5 Busted Myths About Buying a New Home

There are a few common misconceptions and downright myths about buying a new home that always seem to complicate things for first-time buyers. Luckily, you have come to the right place for a little light debunking. From down payments to credit scores, here’s what you need to know.

All Lenders are the Same

One of the biggest myths about home purchases and mortgages is that all lenders are the same and only think about money. Of course, they are running a business, but it isn’t in anyone’s interest to broker a bad deal. Every mortgage broker service has varying rates and fees, and there are other variables that can impact the terms of the contract. For example, you might have higher fees with a poor credit score and interest rates may be affected by the current economy.

A Big Downpayment is Needed

This is one of the biggest misconceptions about home buying.

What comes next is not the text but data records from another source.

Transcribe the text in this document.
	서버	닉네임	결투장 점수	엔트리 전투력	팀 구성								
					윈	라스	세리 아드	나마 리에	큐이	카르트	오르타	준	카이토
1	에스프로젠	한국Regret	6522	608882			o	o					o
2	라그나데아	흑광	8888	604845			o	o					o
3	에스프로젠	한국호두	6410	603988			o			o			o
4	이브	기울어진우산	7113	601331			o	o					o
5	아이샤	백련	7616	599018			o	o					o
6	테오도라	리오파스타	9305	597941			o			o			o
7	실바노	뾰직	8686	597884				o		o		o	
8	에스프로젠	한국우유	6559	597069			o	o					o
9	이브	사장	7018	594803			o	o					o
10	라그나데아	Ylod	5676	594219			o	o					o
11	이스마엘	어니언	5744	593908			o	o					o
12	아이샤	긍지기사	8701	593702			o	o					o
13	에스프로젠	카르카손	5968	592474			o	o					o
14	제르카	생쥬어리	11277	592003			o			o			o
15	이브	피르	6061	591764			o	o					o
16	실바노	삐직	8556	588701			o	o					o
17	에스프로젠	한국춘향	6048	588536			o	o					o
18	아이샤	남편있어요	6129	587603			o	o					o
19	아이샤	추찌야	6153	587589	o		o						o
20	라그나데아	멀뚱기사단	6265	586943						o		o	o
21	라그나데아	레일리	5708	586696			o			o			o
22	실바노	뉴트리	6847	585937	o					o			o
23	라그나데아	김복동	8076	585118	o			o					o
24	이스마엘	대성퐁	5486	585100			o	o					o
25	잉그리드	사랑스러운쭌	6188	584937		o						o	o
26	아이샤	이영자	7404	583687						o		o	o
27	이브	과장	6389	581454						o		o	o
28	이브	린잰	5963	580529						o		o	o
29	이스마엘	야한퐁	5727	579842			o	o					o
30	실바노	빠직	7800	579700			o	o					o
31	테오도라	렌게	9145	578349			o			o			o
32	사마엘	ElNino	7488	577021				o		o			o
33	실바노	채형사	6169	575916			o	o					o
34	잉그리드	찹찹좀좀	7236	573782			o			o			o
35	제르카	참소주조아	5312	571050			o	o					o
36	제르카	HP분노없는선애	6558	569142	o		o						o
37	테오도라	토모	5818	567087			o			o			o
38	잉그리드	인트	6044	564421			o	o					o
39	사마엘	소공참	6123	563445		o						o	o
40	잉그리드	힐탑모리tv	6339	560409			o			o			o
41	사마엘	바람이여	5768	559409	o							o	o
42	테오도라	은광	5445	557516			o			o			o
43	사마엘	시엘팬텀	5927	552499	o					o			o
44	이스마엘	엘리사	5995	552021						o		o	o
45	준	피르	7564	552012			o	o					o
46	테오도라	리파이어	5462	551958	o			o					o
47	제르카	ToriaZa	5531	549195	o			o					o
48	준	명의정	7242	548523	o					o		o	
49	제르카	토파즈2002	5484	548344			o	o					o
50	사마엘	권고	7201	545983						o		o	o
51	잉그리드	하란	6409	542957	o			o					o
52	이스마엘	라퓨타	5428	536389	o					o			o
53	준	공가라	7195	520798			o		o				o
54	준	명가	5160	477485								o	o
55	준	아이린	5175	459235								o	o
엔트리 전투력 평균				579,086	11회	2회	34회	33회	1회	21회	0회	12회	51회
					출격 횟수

Okay, a down payment will always be a good idea, and it can increase the chances of being accepted for a mortgage. However, whether or not you need one depends on the type of mortgage and your personal situation. For example, in the US, Veterans Affairs and Department of Agriculture members don’t need any down payment, and there are conventional mortgages that will accept 5%.

Buying a New Home is an Investment

Sure, a home can be an investment, but it isn’t in most cases. Like cars, homes lose value for various reasons. Because of this, the ROI on a property can be quite low. In the UK, the average ROI on a home sale is around 6%, but it depends on the location, too, which can bump it up to around 10%. It also depends on the condition of the home. It is wiser to invest your spare cash into other things that will potentially earn some money over the long term.

You Need an Excellent Credit Score

No, no, no! You do not need an excellent credit score to be accepted for a mortgage. Some brokers use credit scoring as a means of assessing your situation, but it isn’t the only tool they use. There are careful calculations that also take into account your current situation as to whether you will be accepted. Additionally, there are specialist mortgage brokers that deal with first-time buyers with low credit scores. So don’t let this one thing put you off from applying.

Renting is Usually Cheaper

Is renting cheaper? Not really! When you consider the cost of renting these days, that money would be better used to pay off a mortgage. Sure, it can be safer in some ways, as there is no risk of losing your house by missing a couple of payments. However, some would say renting is a waste of money that could be used more wisely. Of course, there are arguments on both sides of the camp. You can pay rent for the entirety of your life and have nothing to show for it.

All lenders operating the same is a common myth people think when buying a new home. Another myth is that a home is an investment, which it can be, but it’s not guaranteed. However, it can also be said that renting is not cheaper when you consider the costs against mortgages.